The bureau chief’s office was hot. There was a map of the region on one wall, the border with Mexico clearly marked, though no doubt different than if the map had been created on the other side of that border. The window on the other wall looked out over sand and cactus. The bureau chief sat behind a desk. His assistant stood next to a pile of boxes and papers.

“Welcome to San Diego, though I doubt you’ll find it interesting,” said the bureau chief. “I’m Harvey Lancaster, this is Assistant Bureau Chief Michael Cox. At least,” he continued, “I’m assuming you ladies ain’t from around here.”

“Yes, we’re from a newspaper back east: the Miami Herald,” said Sam. “We’re doing a bit of research on the ki mining operations. We’re looking for Camp Hayes, in particular; we need information on Jack Solomin’s mines. He seems to be the big man in ki mining down here.”

The man wiped his brow and waved them off.

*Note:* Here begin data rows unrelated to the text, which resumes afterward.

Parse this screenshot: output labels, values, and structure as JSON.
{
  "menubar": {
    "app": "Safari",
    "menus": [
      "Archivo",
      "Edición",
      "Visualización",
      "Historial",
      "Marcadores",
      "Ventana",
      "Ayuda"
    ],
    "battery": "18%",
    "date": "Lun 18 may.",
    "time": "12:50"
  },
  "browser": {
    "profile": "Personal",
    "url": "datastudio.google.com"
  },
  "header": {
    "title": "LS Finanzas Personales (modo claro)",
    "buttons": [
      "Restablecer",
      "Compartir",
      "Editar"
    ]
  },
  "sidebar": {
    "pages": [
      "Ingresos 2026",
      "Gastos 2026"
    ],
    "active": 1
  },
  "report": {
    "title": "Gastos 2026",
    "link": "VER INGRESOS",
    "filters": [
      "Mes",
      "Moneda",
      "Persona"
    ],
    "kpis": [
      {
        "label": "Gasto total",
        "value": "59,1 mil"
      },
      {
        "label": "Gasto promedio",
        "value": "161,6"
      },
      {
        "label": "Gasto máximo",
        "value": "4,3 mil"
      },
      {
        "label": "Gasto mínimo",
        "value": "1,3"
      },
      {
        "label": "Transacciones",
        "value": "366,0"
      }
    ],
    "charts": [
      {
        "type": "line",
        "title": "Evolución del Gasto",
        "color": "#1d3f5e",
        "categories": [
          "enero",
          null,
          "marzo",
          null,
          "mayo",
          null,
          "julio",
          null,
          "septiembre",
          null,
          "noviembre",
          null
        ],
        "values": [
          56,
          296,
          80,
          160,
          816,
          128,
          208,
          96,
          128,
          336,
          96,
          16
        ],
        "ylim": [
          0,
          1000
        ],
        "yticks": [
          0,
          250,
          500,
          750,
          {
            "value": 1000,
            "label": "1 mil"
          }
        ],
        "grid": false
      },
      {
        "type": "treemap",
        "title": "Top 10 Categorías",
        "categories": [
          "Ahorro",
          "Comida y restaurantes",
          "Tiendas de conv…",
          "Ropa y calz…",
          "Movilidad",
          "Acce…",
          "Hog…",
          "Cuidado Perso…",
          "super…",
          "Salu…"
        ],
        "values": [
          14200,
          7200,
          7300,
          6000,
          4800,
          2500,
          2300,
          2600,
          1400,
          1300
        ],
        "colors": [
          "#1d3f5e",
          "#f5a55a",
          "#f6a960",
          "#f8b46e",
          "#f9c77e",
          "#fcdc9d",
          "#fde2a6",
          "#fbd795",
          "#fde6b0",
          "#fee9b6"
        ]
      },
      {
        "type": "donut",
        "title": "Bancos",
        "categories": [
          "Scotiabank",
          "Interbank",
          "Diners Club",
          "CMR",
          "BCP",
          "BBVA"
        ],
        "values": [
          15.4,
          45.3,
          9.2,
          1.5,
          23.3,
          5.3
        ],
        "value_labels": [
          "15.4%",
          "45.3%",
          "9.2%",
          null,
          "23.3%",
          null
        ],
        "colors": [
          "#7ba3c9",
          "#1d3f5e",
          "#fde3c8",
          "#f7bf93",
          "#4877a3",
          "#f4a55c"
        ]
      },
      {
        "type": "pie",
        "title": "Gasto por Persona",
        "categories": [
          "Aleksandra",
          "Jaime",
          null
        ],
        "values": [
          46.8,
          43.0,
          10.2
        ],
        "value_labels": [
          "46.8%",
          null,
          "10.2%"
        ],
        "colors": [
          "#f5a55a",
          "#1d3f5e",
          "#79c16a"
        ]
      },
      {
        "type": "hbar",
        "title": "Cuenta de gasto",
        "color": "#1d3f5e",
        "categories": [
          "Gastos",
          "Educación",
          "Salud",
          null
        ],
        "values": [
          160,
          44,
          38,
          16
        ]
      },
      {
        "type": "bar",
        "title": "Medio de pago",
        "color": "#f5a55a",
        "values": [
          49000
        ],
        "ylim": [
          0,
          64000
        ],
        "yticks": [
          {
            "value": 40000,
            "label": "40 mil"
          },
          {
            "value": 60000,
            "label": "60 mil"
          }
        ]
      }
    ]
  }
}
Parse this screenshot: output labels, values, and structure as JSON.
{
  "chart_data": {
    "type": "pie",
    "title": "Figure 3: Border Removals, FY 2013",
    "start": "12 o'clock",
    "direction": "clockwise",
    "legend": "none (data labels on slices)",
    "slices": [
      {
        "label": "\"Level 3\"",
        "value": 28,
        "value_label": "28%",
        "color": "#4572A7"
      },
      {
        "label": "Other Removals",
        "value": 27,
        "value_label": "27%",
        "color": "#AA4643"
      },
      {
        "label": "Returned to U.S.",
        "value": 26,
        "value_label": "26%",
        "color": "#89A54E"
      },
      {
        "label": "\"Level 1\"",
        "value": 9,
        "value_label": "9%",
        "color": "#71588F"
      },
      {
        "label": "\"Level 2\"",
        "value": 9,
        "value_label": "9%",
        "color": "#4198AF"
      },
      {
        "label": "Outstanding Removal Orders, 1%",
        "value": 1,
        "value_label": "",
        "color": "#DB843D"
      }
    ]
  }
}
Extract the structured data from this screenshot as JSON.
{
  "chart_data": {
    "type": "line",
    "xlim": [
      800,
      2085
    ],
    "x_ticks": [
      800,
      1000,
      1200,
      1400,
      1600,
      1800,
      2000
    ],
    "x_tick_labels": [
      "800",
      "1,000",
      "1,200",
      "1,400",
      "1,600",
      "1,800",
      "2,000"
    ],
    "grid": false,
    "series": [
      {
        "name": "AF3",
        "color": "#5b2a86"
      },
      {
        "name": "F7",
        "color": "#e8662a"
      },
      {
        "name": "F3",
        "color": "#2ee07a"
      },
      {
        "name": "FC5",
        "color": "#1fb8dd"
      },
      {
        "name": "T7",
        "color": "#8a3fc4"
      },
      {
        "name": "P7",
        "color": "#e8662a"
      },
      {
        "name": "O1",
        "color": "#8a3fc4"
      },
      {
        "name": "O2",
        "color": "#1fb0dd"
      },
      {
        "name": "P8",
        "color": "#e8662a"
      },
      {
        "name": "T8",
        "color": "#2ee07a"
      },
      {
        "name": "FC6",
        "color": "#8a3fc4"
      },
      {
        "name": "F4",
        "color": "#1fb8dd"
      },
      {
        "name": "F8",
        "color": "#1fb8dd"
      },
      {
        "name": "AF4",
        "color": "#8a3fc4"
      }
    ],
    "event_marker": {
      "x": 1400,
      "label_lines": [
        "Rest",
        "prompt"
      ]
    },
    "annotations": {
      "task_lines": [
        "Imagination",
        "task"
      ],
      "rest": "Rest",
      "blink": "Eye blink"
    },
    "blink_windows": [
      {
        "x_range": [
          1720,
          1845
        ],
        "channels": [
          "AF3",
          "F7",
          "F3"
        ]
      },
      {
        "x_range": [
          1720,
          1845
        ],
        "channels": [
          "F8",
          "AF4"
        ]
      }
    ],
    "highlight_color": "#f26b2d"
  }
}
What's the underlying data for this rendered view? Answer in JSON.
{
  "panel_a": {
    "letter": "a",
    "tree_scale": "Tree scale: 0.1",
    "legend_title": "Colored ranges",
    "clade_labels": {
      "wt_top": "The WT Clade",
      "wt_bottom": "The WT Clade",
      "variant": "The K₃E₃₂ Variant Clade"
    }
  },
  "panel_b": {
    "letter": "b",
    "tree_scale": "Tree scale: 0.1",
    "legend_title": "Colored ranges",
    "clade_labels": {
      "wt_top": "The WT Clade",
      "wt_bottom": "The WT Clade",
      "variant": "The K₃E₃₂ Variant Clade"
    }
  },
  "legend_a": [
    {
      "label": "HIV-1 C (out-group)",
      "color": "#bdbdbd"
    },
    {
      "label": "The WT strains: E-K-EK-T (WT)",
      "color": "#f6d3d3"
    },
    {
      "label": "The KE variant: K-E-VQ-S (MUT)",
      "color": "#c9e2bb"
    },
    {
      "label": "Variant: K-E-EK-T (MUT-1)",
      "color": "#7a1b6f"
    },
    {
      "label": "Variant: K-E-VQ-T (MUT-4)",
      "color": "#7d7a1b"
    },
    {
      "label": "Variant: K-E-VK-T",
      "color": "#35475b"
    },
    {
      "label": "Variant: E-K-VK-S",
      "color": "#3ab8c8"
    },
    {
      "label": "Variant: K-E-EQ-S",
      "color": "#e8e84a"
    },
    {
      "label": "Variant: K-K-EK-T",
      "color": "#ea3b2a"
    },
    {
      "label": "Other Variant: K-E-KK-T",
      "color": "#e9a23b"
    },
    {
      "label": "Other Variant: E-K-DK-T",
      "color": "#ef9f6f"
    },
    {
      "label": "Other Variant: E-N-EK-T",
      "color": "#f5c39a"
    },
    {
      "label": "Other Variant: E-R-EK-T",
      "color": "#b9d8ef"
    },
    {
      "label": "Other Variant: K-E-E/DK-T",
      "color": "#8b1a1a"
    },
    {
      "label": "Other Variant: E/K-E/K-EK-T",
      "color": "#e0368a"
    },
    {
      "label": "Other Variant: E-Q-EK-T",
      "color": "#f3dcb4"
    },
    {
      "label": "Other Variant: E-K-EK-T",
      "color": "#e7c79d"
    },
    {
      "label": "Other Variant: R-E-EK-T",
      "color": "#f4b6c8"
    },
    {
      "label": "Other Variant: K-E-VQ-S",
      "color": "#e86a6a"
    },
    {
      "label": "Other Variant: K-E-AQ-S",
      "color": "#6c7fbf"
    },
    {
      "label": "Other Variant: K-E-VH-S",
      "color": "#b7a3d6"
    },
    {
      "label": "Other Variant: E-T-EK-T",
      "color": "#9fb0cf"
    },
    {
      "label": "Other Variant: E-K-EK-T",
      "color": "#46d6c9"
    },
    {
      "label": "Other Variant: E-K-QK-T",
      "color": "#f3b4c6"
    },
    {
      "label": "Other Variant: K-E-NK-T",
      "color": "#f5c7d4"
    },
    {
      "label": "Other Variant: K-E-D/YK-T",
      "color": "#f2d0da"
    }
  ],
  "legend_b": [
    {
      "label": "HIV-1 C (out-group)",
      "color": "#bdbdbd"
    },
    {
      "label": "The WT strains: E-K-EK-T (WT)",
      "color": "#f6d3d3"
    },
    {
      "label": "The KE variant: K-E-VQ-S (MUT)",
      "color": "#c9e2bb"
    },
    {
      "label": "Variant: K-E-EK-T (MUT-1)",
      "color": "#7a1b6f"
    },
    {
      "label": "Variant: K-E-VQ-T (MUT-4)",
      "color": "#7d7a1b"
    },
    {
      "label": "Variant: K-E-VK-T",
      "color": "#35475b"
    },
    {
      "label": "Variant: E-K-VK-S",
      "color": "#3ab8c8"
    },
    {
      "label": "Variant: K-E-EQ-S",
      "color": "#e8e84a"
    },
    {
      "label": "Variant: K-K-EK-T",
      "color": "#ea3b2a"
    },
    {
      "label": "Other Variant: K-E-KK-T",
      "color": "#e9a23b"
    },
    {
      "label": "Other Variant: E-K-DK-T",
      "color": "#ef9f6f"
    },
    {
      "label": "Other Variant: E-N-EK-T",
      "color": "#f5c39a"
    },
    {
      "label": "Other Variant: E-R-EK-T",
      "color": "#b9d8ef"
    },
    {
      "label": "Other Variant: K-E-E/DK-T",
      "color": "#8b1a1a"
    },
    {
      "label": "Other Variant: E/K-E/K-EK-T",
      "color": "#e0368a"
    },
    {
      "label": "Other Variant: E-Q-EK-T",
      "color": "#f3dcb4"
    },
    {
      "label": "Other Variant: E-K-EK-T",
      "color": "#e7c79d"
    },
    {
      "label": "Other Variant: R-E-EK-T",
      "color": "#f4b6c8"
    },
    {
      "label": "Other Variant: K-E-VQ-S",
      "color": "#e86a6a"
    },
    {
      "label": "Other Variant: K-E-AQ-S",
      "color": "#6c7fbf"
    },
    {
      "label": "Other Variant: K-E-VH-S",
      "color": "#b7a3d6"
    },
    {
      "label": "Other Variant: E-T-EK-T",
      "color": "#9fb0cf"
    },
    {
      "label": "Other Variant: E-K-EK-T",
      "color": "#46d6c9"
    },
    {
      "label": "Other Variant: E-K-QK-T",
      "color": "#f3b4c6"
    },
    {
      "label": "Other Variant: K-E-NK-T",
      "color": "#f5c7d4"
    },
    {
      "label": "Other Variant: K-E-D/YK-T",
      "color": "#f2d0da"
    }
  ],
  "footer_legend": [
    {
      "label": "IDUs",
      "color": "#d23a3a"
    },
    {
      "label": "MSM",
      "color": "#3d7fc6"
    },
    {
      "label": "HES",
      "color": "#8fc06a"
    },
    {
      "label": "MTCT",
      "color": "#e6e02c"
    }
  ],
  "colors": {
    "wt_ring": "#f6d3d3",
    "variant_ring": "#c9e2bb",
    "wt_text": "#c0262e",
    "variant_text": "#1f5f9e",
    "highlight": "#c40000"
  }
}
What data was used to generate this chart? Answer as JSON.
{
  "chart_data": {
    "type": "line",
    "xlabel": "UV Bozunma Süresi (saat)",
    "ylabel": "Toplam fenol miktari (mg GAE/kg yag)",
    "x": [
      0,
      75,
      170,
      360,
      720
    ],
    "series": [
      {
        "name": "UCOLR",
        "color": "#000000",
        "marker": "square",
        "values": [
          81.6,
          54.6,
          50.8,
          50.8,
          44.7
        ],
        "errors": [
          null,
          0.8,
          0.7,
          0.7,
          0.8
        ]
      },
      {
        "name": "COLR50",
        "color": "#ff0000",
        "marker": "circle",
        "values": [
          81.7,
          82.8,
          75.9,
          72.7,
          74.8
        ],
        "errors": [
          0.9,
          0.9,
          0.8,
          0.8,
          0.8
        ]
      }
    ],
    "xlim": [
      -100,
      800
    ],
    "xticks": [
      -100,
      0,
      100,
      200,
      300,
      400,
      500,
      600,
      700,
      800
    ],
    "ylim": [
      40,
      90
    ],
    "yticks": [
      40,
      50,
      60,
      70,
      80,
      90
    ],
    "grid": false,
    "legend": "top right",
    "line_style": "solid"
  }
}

“Can’t help you, miss,” he said. “Go back home to your newspaper.” Then to his assistant, “What the hell newspaper hires women reporters?”

“The Miami Herald,” said Laura, sweetly. “And you can help us, can’t you? Camp Hayes?”

“Yes,” he said, absent-mindedly, “that’s one of the reservations serviced by ‘King’ Solomin. You’ll find mostly chinks there.”

Laura smiled.

“And where can we find this camp? Where do the ‘chink Indians’ keep their tents?”

“No tents”, he replied. “That’s not an outdoor camp. It’s a mine. You’ll find it out in Solomin’s claims.”

“Harv?” asked Mike incredulously.

Laura guided the bureau chief to the map on the wall.

“And that would be?”

“Right here, I think,” he said, pointing out a location on the map. “Mike, isn’t this Camp Hayes right here?”

“I… are you sure you want to tell them this, sir?”

“Do not worry about it none,” said Laura calmly. “Why, you just forget it all happened.”

She waved her hand.

“Well,” she said angrily, “if you all can’t help us none, we’ll have to be on our way, won’t we?”

And so they were. They left immediately and went down to the beach.

“I don’t ever want to get you angry at me, Laura,” said Sam.

“No, you don’t,” she replied sweetly.